Quelques secondes d'inattention

"Il était en train de charger la voiture quand nous sommes rentrées et je l'ai embrassé. D'un coup, Emmy s'est penchée pour lui faire un autre bisou. Cela nous a beaucoup amusés parce que ce n'était pas quelque chose d'habituel chez elle. Donc je l'ai embrassé à nouveau, elle a recommencé et nous avons ri. Je me suis alors détournée pour rentrer à la maison et elle a fait au revoir de la main à son père", se souvient la joueuse professionnelle de beach volley.

La mère et sa fille se sont ensuite rendues chez les voisins, une habitude entre les deux foyers. "C'était un jour normal", insiste-t-elle à plusieurs reprises. "On était assis sur le canapé et elle était en train de jouer devant nous."

Soudain, la pièce semble un peu trop calme à la mère de famille qui demande à ses fils où est passée Emmy. Le temps qu'ils répondent, elle aperçoit un rai de lumière à travers le portail qui mène à la piscine.

"Mon coeur s'est serré, j'ai ouvert la porte et je l'ai vue flotter dans la piscine. J'ai couru et sauté dans l'eau", explique avec beaucoup d'émotion Morgan Miller.

Malgré les premiers secours qu'elle lui a prodigués, un massage cardiaque et l'intervention des secours, la fillette est morte des suites de ses blessures à l'hôpital. Si les médecins ont un temps espéré la sauver, "son cerveau n'avait pas eu d'oxygène pendant trop longtemps", précise Bode Miller.

Bode Miller dénonce un manque de sensibilisation

La noyade "est l'une des principales manières dont vous pouvez perdre votre enfant", martèle l'ancien skieur. "Si c'est le plus gros risque, je veux le savoir. (...) J'ai été à tous les rendez-vous chez le pédiatre et le médecin pour nos enfants.
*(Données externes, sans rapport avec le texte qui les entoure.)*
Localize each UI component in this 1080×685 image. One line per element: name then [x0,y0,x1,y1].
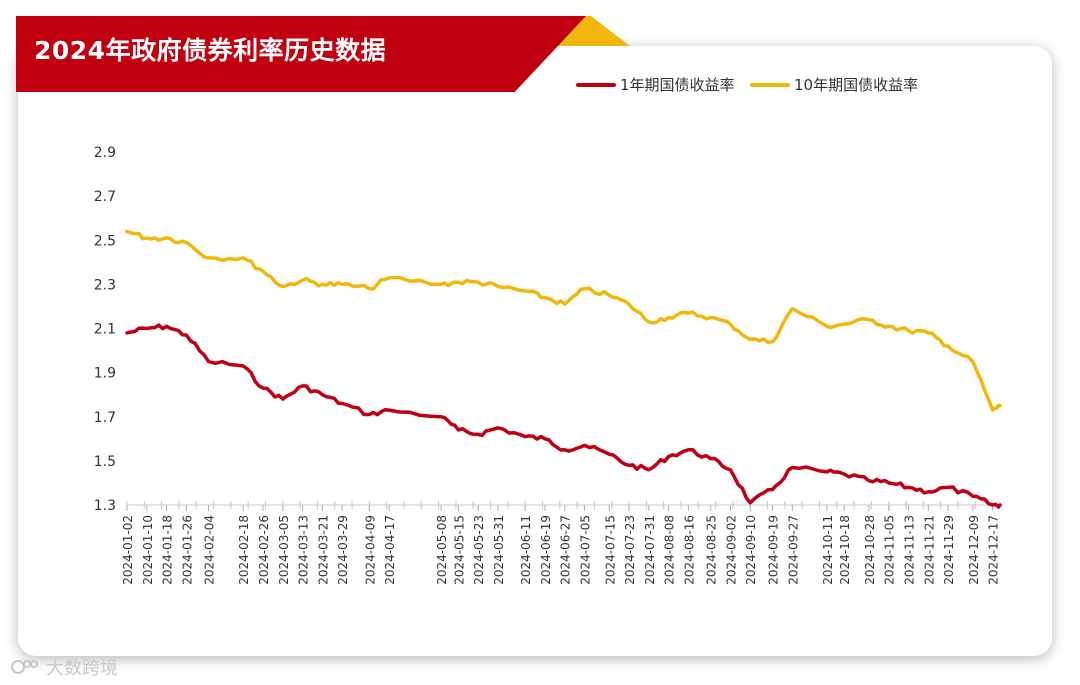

On ne m'en a jamais parlé, pas une seule fois", proteste-t-il aujourd'hui.

"Cela devrait être la première chose dont on parle", abonde Morgan Miller, qui regrette le manque "d'intensité" dans les discussions sur les noyades actuellement. "Vous devez être hyper vigilants", insiste la mère de famille, soulignant à quel point le jour de la noyade d'Emmy était un jour "normal".
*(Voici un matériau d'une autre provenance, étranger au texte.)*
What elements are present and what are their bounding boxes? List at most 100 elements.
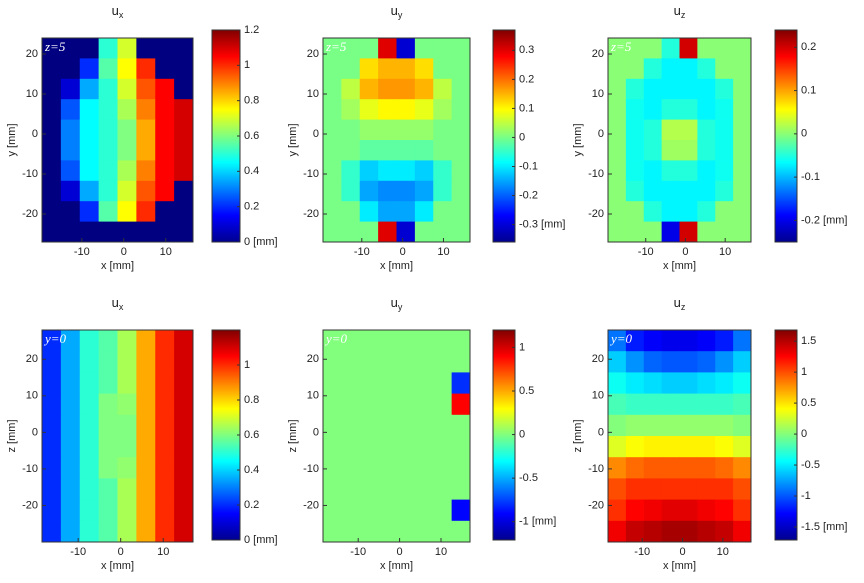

Les Miller avaient habitué leurs enfants à l'eau et sécurisé leur propre piscine. "Je pense que nous avons fait de notre mieux avec ce que nous savions", estime aujourd'hui Morgan Miller.

"S'il vous est déjà arrivé de détourner le regard pendant une seconde et de vous dire 'Oh, zut, Charlie est en train d'écrire sur le mur', c'est tout le temps que ça prend", explique en pied de la vidéo la journaliste qui les a interviewées, reprenant les propos de la mère d'Emmy.

"On ne prend pas son livre au bord de la piscine"

"On ne prend pas son livre au bord de la piscine quand on est chargé de la surveillance, parce qu’on ne se rend pas compte à quel point ça peut aller vite", expliquait il y a quelques semaines Laurence Pérouème, présidente de l'association Sauve qui veut, à BFMTV.com. Elle insistait aussi sur le danger de l'effet de groupe chez les adultes, où chacun reporte sa responsabilité sur quelqu'un d'autre.

L'apprentissage de la nage, ou ne serait-ce que des premiers réflexes dans l'eau pour les enfants en bas âge, et la sécurisation des piscines restent primordiaux.